The prevalence of S. aureus infections producing PVL toxin was high in OAIs amongst Moroccan children, mainly due to methicillin-susceptible S. aureus. Type and location of infections and abnormal X-ray were significantly associated with SA-PVL. Routine diagnostic testing of PVL-SA, continuous epidemiological surveillance and multidisciplinary management of OAI is essential to prevent serious complications.
我们旨在估计从诊断为骨关节炎感染(OAIs)的儿童中分离出的产Panton-Valentine杀白细胞素(PVL)的金黄色葡萄球菌的患病率,并研究危险因素和临床特征。
这项前瞻性研究于2017年1月至2018年12月进行。纳入所有诊断为金黄色葡萄球菌OAIs的住院儿童。采集血培养物、关节液、滑膜组织和/或骨碎片进行细菌培养。采用纸片扩散法进行药敏试验。通过多重聚合酶链反应检测编码耐甲氧西林(mecA)和PVL毒力因子(luk-S-PV和luk-F-PV)的基因。从病历中前瞻性地回顾人口统计学、临床、实验室、影像学和临床特征。

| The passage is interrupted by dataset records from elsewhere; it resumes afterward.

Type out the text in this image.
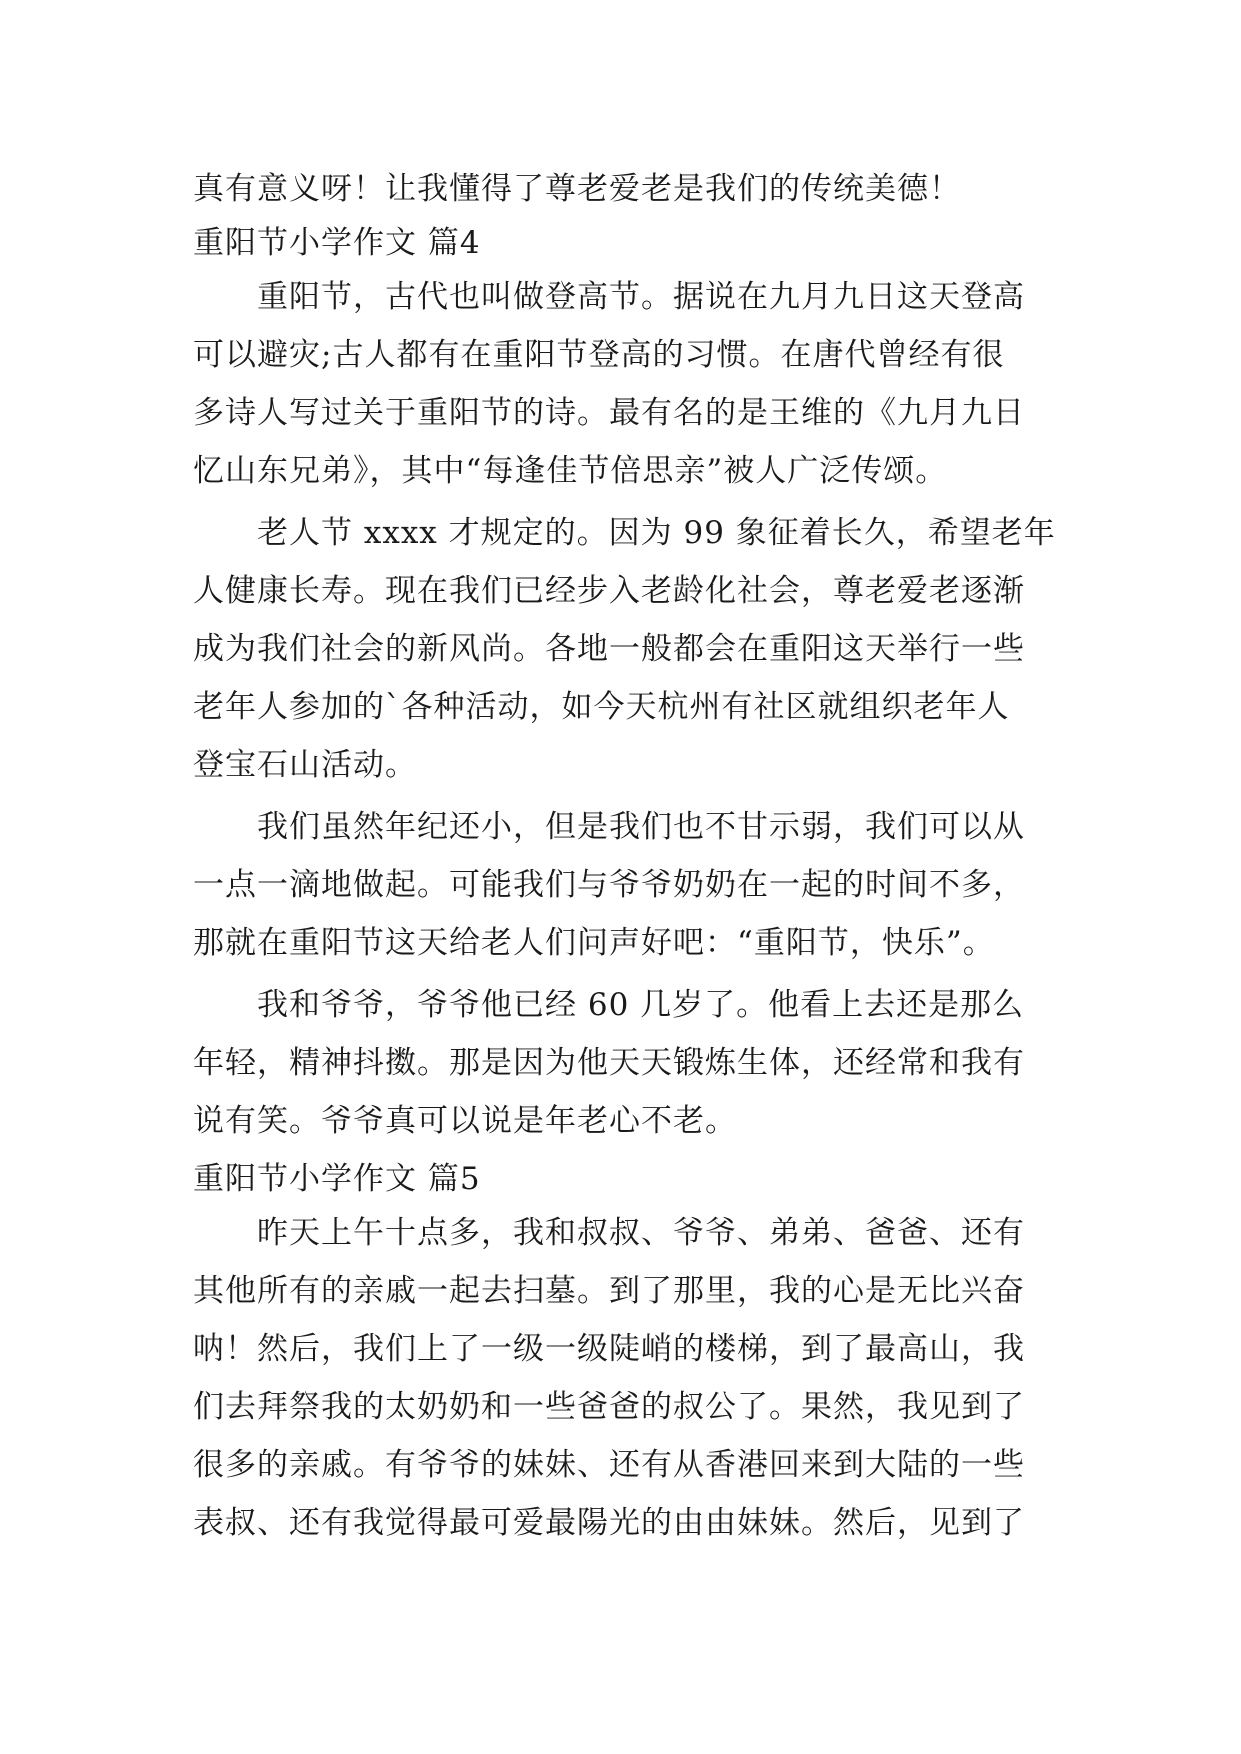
真有意义呀！让我懂得了尊老爱老是我们的传统美德！
重阳节小学作文 篇4
重阳节，古代也叫做登高节。据说在九月九日这天登高
可以避灾;古人都有在重阳节登高的习惯。在唐代曾经有很
多诗人写过关于重阳节的诗。最有名的是王维的《九月九日
忆山东兄弟》，其中“每逢佳节倍思亲”被人广泛传颂。
老人节 xxxx 才规定的。因为 99 象征着长久，希望老年
人健康长寿。现在我们已经步入老龄化社会，尊老爱老逐渐
成为我们社会的新风尚。各地一般都会在重阳这天举行一些
老年人参加的`各种活动，如今天杭州有社区就组织老年人
登宝石山活动。
我们虽然年纪还小，但是我们也不甘示弱，我们可以从
一点一滴地做起。可能我们与爷爷奶奶在一起的时间不多，
那就在重阳节这天给老人们问声好吧：“重阳节，快乐”。
我和爷爷，爷爷他已经 60 几岁了。他看上去还是那么
年轻，精神抖擞。那是因为他天天锻炼生体，还经常和我有
说有笑。爷爷真可以说是年老心不老。
重阳节小学作文 篇5
昨天上午十点多，我和叔叔、爷爷、弟弟、爸爸、还有
其他所有的亲戚一起去扫墓。到了那里，我的心是无比兴奋
呐！然后，我们上了一级一级陡峭的楼梯，到了最高山，我
们去拜祭我的太奶奶和一些爸爸的叔公了。果然，我见到了
很多的亲戚。有爷爷的妹妹、还有从香港回来到大陆的一些
表叔、还有我觉得最可爱最陽光的由由妹妹。然后，见到了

共纳入37例金黄色葡萄球菌OAIs患儿,其中46%为PVL阳性感染,70.6%为男性。平均年龄为8.12岁(±4.57),几乎都来自农村地区(76.5%)。产Panton-Valentine杀白细胞素的金黄色葡萄球菌(SA-PVL)患儿与感染类型(P = 0.005)、感染部位(P = 0.037)和X线异常(P = 0.029)显著相关。所有SA-PVL+菌株对甲氧西林敏感,但1株SA-PVL阴性菌株为耐甲氧西林金黄色葡萄球菌,mecA基因检测阳性。
摩洛哥儿童OAIs中,产PVL毒素的金黄色葡萄球菌感染患病率较高,主要由对甲氧西林敏感的金黄色葡萄球菌引起。感染类型和部位以及X线异常与SA-PVL显著相关。对PVL-SA进行常规诊断检测、持续的流行病学监测以及对OAIs进行多学科管理对于预防严重并发症至关重要。